Patients and Methods: We conducted a Mendelian randomization (MR) analysis to explore causal association for inflammation-related proteins and POI. Genetic instruments for 91 inflammation-related proteins were derived from the Olink® Target Inflammation panel with totally 14,824 European participants. Summary statistics for 424 POI cases and 118,796 controls were acquired from the FinnGen. Furthermore, by combining the Olink results from DOR patients with MR results, we highlighted five inflammation-related moleculars in ovarian aging. All were validated by Western-blot and RT-PCR in the POI model. Bioinformatics analysis was performed to reveal potential pathways, and potential drug screening was performed by the DGIdb database.

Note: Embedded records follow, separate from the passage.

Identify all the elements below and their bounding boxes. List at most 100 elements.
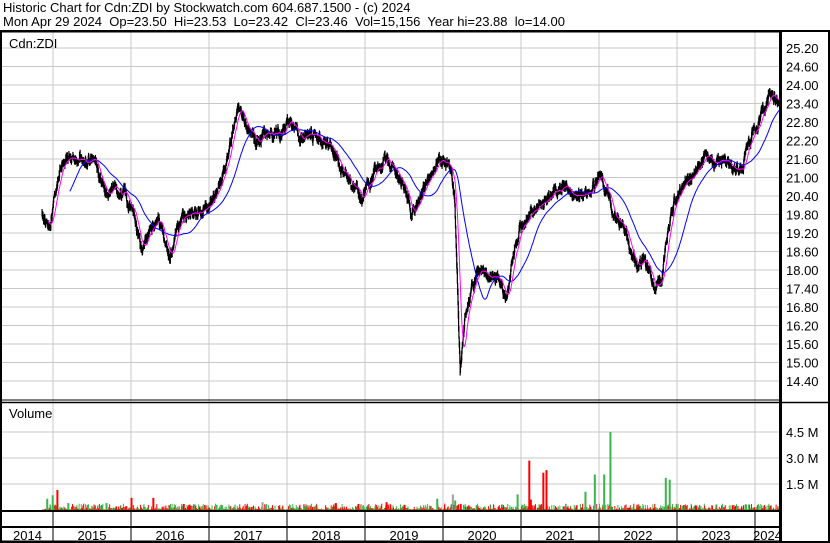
volume-bar [176, 506, 178, 510]
volume-bar [697, 506, 699, 510]
volume-bar [474, 508, 476, 510]
volume-bar [123, 507, 125, 510]
volume-bar [720, 508, 722, 510]
volume-bar [274, 505, 276, 510]
volume-bar [321, 508, 323, 510]
volume-bar [573, 504, 575, 510]
volume-bar [342, 507, 344, 510]
volume-bar [327, 507, 329, 510]
volume-bar [145, 509, 147, 510]
volume-bar [260, 509, 262, 510]
volume-bar [267, 505, 269, 510]
volume-bar [352, 508, 354, 510]
volume-bar [477, 503, 479, 510]
volume-bar [229, 509, 231, 510]
volume-bar [756, 506, 758, 510]
volume-bar [487, 506, 489, 510]
volume-bar [401, 506, 403, 510]
volume-bar [745, 504, 747, 510]
volume-bar [494, 508, 496, 510]
volume-bar [419, 505, 421, 510]
volume-bar [186, 505, 188, 510]
volume-bar [565, 503, 567, 510]
volume-bar [761, 508, 763, 510]
volume-bar [174, 507, 176, 510]
volume-bar [330, 508, 332, 510]
volume-spike-bar [459, 503, 462, 510]
volume-spike-bar [130, 497, 133, 510]
volume-bar [420, 507, 422, 510]
volume-spike-bar [593, 474, 596, 510]
volume-bar [447, 507, 449, 510]
volume-bar [59, 507, 61, 510]
volume-spike-bar [528, 460, 531, 510]
volume-bar [532, 505, 534, 510]
close-tick [271, 129, 273, 131]
volume-bar [501, 507, 503, 510]
volume-bar [476, 509, 478, 510]
volume-bar [548, 506, 550, 510]
volume-bar [191, 505, 193, 510]
volume-bar [704, 508, 706, 510]
volume-bar [282, 507, 284, 510]
volume-bar [663, 506, 665, 510]
volume-bar [272, 505, 274, 510]
volume-bar [202, 506, 204, 510]
volume-bar [181, 506, 183, 510]
volume-bar [507, 503, 509, 510]
volume-bar [705, 509, 707, 510]
volume-bar [389, 503, 391, 510]
volume-bar [624, 505, 626, 510]
volume-bar [778, 508, 780, 510]
volume-bar [493, 507, 495, 510]
volume-bar [117, 506, 119, 510]
volume-bar [306, 504, 308, 510]
volume-bar [772, 508, 774, 510]
volume-bar [737, 505, 739, 510]
volume-bar [116, 506, 118, 510]
volume-bar [86, 507, 88, 510]
volume-bar [630, 507, 632, 510]
volume-bar [73, 505, 75, 510]
volume-bar [467, 506, 469, 510]
close-tick [200, 209, 202, 211]
chart-title: Historic Chart for Cdn:ZDI by Stockwatch… [3, 0, 411, 15]
volume-bar [756, 505, 758, 510]
volume-bar [375, 504, 377, 510]
volume-bar [48, 507, 50, 510]
volume-bar [310, 505, 312, 510]
volume-bar [751, 507, 753, 510]
volume-bar [238, 508, 240, 510]
volume-bar [614, 507, 616, 510]
volume-bar [685, 505, 687, 510]
volume-bar [125, 506, 127, 510]
volume-bar [637, 508, 639, 510]
volume-bar [625, 508, 627, 510]
volume-bar [478, 508, 480, 510]
volume-bar [618, 507, 620, 510]
volume-bar [72, 504, 74, 510]
volume-bar [235, 509, 237, 510]
volume-bar [369, 506, 371, 510]
volume-spike-bar [668, 479, 671, 510]
volume-bar [423, 509, 425, 510]
volume-bar [340, 507, 342, 510]
volume-bar [725, 509, 727, 510]
volume-bar [447, 506, 449, 510]
volume-bar [698, 508, 700, 510]
volume-spike-bar [67, 503, 70, 510]
volume-bar [237, 507, 239, 510]
volume-bar [290, 507, 292, 510]
volume-bar [499, 508, 501, 510]
volume-bar [471, 507, 473, 510]
volume-bar [148, 508, 150, 510]
volume-bar [551, 505, 553, 510]
volume-bar [272, 508, 274, 510]
volume-bar [753, 507, 755, 510]
volume-bar [612, 507, 614, 510]
volume-bar [168, 506, 170, 510]
volume-spike-bar [261, 502, 264, 510]
volume-bar [126, 506, 128, 510]
volume-bar [626, 507, 628, 510]
volume-bar [716, 504, 718, 510]
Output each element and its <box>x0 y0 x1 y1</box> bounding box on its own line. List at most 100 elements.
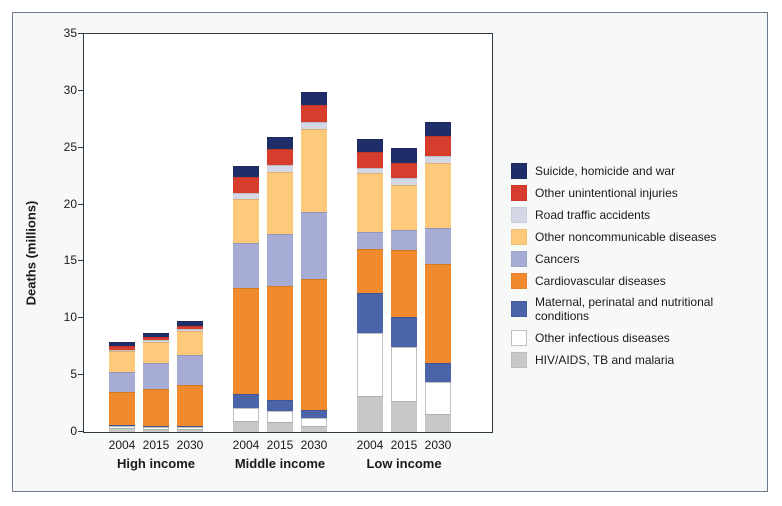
bar-segment <box>391 163 417 179</box>
y-tick-label: 0 <box>47 424 77 438</box>
bar-segment <box>267 400 293 411</box>
bar-segment <box>143 340 169 342</box>
legend-label: Other noncommunicable diseases <box>535 230 716 244</box>
bar-segment <box>177 321 203 326</box>
legend-swatch <box>511 330 527 346</box>
legend-item: Road traffic accidents <box>511 207 766 223</box>
bar-segment <box>267 422 293 432</box>
bar-segment <box>177 355 203 385</box>
bar-segment <box>177 326 203 329</box>
bar <box>357 139 383 432</box>
bar-segment <box>301 212 327 279</box>
bar-segment <box>425 363 451 382</box>
legend-swatch <box>511 352 527 368</box>
legend-label: HIV/AIDS, TB and malaria <box>535 353 674 367</box>
bar-segment <box>109 428 135 432</box>
group-label: Middle income <box>235 456 325 471</box>
bar-segment <box>177 426 203 427</box>
bar <box>301 92 327 432</box>
bar-segment <box>177 385 203 427</box>
bar-segment <box>109 426 135 428</box>
bar-segment <box>267 286 293 400</box>
x-tick-label: 2015 <box>267 438 294 452</box>
legend-item: Suicide, homicide and war <box>511 163 766 179</box>
bar-segment <box>143 429 169 432</box>
bar-segment <box>301 418 327 425</box>
bar-segment <box>109 346 135 349</box>
legend-swatch <box>511 251 527 267</box>
bar <box>391 148 417 432</box>
legend-label: Other unintentional injuries <box>535 186 678 200</box>
bar-segment <box>109 342 135 346</box>
legend-swatch <box>511 273 527 289</box>
bar-segment <box>301 92 327 105</box>
plot-area: 200420152030High income200420152030Middl… <box>83 33 493 433</box>
bar-segment <box>109 351 135 371</box>
bar <box>267 137 293 432</box>
y-tick-label: 35 <box>47 26 77 40</box>
legend-label: Road traffic accidents <box>535 208 650 222</box>
bar-segment <box>143 363 169 389</box>
y-tick-label: 25 <box>47 140 77 154</box>
legend-swatch <box>511 229 527 245</box>
x-tick-label: 2030 <box>177 438 204 452</box>
group-label: Low income <box>366 456 441 471</box>
bar-segment <box>391 148 417 162</box>
bar-segment <box>143 333 169 337</box>
bar-segment <box>267 172 293 233</box>
bar-segment <box>143 389 169 426</box>
bar-segment <box>391 178 417 185</box>
bar-segment <box>233 421 259 432</box>
bar <box>109 342 135 432</box>
bar-segment <box>425 264 451 363</box>
bar-segment <box>391 401 417 432</box>
legend-label: Suicide, homicide and war <box>535 164 675 178</box>
x-tick-label: 2030 <box>301 438 328 452</box>
bar-segment <box>357 396 383 432</box>
bar-segment <box>267 137 293 149</box>
bar-segment <box>391 230 417 250</box>
legend-label: Maternal, perinatal and nutritional cond… <box>535 295 766 324</box>
bar-segment <box>425 163 451 229</box>
bar-segment <box>233 177 259 192</box>
bar-segment <box>391 250 417 317</box>
bar-segment <box>233 166 259 177</box>
bar <box>177 321 203 432</box>
bar-segment <box>301 129 327 212</box>
bar <box>425 122 451 432</box>
legend-label: Cancers <box>535 252 580 266</box>
legend-item: Other unintentional injuries <box>511 185 766 201</box>
bar-segment <box>143 337 169 340</box>
legend-swatch <box>511 301 527 317</box>
bar-segment <box>233 243 259 288</box>
bar-segment <box>425 156 451 163</box>
legend: Suicide, homicide and war Other unintenti… <box>511 163 766 374</box>
bar-segment <box>357 249 383 293</box>
bar-segment <box>301 105 327 122</box>
bar-segment <box>301 122 327 129</box>
legend-label: Other infectious diseases <box>535 331 670 345</box>
bar-segment <box>143 342 169 362</box>
bar-segment <box>143 426 169 427</box>
bar-segment <box>357 333 383 396</box>
bar-segment <box>267 234 293 286</box>
bar-segment <box>267 411 293 422</box>
bar-segment <box>301 426 327 432</box>
bar-segment <box>267 149 293 165</box>
bar-segment <box>391 317 417 348</box>
bar-segment <box>143 427 169 429</box>
legend-item: Cancers <box>511 251 766 267</box>
x-tick-label: 2030 <box>425 438 452 452</box>
x-tick-label: 2015 <box>143 438 170 452</box>
y-tick-label: 10 <box>47 310 77 324</box>
legend-item: Other noncommunicable diseases <box>511 229 766 245</box>
y-tick-label: 15 <box>47 253 77 267</box>
bar-segment <box>357 293 383 333</box>
bar-segment <box>357 232 383 248</box>
bar-segment <box>391 347 417 401</box>
legend-item: Cardiovascular diseases <box>511 273 766 289</box>
bar-segment <box>357 168 383 174</box>
bar-segment <box>301 279 327 411</box>
x-tick-label: 2004 <box>233 438 260 452</box>
bar-segment <box>177 429 203 432</box>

Results: Via inverse-variance weighted (IVW) method, our study identified two proteins, CXCL10 and CX3CL1 might exert protective effects against POI; whereas IL-18R1, IL-18, MCP-1, and CCL28 might increase the risk of POI. Moreover, Wald ratio analyses highlighted additional protective proteins, such as IL-17C, TRANCE, uPA, LAP TGF-β 1, and CXCL9; along with risk proteins, including TNFSF14, CD40, IL-24, ARTN, LIF-R, and IL-2RB. Meanwhile, MCP-1/CCL2, TGFB1, ARTN, and LIFR were significantly changed in the POI model, which converged in the oncostatin M signaling pathway. Notably, gene-drug analysis identified CCL2 and TGFB1 as potential therapeutic targets, whereas genistein and melatonin were prioritized as potential drugs for POI treatment.
Conclusion: Our study highlights the causal role of specific inflammation-related proteins in POI, advancing our understanding of its etiology, and further extends the therapeutic options for improving ovarian function and delaying POI onset.